2. Plan On "I want to add X. List every file that needs to change before touching anything."
3. Implement Off "Implement the plan. Add JSDoc. Write tests. Fix any failures before finishing."
4. Commit Off "/push feature/branch-name"
Reference files, don't describe them Use @src/components/common/Button.tsx instead of "the Button component". Claude reads the actual file rather than relying on your description, which may be incomplete or stale.

09 Best Practices at a Glance

  1. Start with only CLAUDE.md Add everything else only when you hit a specific pain point. The urge to configure everything upfront produces infrastructure nobody uses.
  2. One skill per workflow type, not per component $ARGUMENTS supplies the name. A new component never needs a new skill file.
  3. Hooks for deterministic steps, skills for judgment-based steps Prettier formatting is a hook. Accessibility review is a skill. Never reverse this.
  4. disable-model-invocation: true on anything that touches git Without this flag, Claude can push code mid-task. You always want to be the one who decides when to push.
  5. The final report table only appears when every check passes Build this into every skill. If Claude can show you a table with a ❌, it will — and you will lose the enforcement you designed.
  6. Use Plan Mode before touching more than three files A two-minute plan conversation prevents a twenty-minute revert.
  7. Human review is not optional Claude reviews diffs for technical correctness. It cannot review product decisions, business logic, or UX suitability. Branch protection rules enforce this.

11 Conclusion

The developers who get the most out of Claude Code are not the ones who write the most impressive prompts. They are the ones who invest thirty minutes in a good CLAUDE.md, four configurable skills, and two hooks — and then get out of the way.

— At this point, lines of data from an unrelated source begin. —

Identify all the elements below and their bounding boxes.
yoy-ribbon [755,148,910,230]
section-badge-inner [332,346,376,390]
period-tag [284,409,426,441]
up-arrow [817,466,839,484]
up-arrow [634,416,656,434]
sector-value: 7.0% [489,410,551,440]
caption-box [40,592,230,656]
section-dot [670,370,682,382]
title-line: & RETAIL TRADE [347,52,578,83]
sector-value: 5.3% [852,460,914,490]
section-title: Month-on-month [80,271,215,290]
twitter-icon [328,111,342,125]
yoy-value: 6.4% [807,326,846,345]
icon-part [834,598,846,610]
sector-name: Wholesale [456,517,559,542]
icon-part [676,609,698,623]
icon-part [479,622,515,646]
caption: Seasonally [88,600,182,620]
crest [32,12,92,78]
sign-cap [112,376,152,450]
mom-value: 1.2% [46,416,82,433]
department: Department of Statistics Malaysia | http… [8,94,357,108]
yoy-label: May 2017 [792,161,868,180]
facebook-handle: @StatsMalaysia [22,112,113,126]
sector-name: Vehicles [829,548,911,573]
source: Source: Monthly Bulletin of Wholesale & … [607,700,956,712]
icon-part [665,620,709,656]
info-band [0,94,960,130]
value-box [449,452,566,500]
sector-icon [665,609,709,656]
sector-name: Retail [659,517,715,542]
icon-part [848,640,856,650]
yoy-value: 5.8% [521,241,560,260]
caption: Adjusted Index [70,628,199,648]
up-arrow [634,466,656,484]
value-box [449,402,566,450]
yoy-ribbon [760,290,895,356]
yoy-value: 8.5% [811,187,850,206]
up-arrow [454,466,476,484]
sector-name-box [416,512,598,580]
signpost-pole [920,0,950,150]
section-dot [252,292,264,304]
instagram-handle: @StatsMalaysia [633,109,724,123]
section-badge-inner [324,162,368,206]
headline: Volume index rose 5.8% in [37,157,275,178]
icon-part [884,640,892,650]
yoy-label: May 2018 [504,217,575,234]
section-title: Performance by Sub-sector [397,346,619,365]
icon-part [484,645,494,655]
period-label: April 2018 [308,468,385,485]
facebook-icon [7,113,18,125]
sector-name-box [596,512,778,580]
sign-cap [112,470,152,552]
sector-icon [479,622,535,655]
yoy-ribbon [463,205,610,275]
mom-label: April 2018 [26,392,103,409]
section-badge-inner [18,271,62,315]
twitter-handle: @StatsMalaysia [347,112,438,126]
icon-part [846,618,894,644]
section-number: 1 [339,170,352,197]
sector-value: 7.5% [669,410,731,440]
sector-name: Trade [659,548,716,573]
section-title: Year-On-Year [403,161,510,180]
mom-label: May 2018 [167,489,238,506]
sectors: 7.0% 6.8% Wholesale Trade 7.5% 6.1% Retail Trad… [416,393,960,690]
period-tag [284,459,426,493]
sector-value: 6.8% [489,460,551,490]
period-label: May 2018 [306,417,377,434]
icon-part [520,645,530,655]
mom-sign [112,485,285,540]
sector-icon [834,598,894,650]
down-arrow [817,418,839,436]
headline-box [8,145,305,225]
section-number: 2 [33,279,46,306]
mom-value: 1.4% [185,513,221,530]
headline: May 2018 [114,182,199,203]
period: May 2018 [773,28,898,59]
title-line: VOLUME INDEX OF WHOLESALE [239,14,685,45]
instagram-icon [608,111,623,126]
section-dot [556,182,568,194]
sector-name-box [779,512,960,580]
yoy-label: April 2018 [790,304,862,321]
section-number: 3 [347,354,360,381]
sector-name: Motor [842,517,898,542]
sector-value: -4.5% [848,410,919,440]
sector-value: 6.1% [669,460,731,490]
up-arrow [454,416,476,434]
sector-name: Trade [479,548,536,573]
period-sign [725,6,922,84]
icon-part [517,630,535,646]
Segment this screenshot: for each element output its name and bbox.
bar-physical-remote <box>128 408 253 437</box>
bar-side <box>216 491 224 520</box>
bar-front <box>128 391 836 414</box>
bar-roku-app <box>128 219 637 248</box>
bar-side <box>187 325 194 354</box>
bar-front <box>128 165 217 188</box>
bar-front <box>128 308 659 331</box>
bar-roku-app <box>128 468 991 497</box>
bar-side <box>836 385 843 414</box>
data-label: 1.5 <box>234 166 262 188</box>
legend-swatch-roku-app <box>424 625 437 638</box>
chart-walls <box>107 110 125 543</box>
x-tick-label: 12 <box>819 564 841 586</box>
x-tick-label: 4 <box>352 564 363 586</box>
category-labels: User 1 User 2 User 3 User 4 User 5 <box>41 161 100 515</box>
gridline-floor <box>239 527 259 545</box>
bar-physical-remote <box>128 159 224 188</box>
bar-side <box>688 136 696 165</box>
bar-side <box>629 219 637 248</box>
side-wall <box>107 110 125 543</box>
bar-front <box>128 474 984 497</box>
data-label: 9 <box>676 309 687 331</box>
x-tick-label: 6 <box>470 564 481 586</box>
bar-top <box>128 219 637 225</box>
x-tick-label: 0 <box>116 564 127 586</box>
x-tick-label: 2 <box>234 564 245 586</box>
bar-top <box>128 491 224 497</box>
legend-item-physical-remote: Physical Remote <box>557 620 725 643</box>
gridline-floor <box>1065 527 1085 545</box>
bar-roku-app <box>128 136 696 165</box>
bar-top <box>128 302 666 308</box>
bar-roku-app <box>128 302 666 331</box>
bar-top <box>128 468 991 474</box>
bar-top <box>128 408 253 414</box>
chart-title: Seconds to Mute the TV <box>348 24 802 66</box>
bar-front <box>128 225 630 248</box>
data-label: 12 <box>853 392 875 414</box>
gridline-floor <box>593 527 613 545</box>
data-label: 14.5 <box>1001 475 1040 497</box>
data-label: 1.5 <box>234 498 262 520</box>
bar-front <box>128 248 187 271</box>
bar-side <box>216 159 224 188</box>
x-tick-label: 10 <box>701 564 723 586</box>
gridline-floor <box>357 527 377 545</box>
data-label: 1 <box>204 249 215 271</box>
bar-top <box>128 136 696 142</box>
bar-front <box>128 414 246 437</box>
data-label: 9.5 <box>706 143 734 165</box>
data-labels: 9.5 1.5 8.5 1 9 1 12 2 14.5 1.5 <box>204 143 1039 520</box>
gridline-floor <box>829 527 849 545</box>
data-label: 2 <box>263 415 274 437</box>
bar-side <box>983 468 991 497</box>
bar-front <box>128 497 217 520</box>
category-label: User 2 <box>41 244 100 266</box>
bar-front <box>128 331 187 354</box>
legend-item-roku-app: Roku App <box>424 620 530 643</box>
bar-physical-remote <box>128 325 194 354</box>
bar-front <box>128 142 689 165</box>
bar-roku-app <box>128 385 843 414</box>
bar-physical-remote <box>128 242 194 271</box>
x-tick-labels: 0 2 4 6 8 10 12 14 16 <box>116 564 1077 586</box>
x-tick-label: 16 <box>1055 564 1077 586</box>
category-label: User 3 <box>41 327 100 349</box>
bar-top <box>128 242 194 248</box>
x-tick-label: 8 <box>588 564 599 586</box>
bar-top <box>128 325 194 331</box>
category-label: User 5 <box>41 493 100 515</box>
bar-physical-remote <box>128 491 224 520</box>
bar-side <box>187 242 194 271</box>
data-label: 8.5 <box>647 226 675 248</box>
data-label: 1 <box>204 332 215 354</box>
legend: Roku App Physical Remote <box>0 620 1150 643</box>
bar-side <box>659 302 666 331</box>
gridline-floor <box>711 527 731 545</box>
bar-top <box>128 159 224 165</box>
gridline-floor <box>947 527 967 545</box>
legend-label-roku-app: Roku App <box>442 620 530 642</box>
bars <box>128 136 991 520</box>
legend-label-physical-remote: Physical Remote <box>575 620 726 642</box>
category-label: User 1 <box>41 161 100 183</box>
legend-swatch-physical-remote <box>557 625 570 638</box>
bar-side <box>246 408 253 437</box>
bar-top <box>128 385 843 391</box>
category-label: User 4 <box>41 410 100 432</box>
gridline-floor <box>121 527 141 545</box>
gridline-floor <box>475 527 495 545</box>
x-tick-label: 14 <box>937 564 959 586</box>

The setup described here means every component and screen your project ever ships goes through the same ten-step quality gate: tests, TypeScript, lint, accessibility, performance, and security — automatically, every time, without a single follow-up prompt.

The goal is not to use AI to write code faster. It is to use AI to enforce standards you would otherwise skip when you are tired or in a hurry.

The files — CLAUDE.md, four skills, settings.json, theme.ts, and testIds.ts — are everything you need. Start with the scaffold, configure Claude Code, build the navigation shell, and let the daily loop do the rest.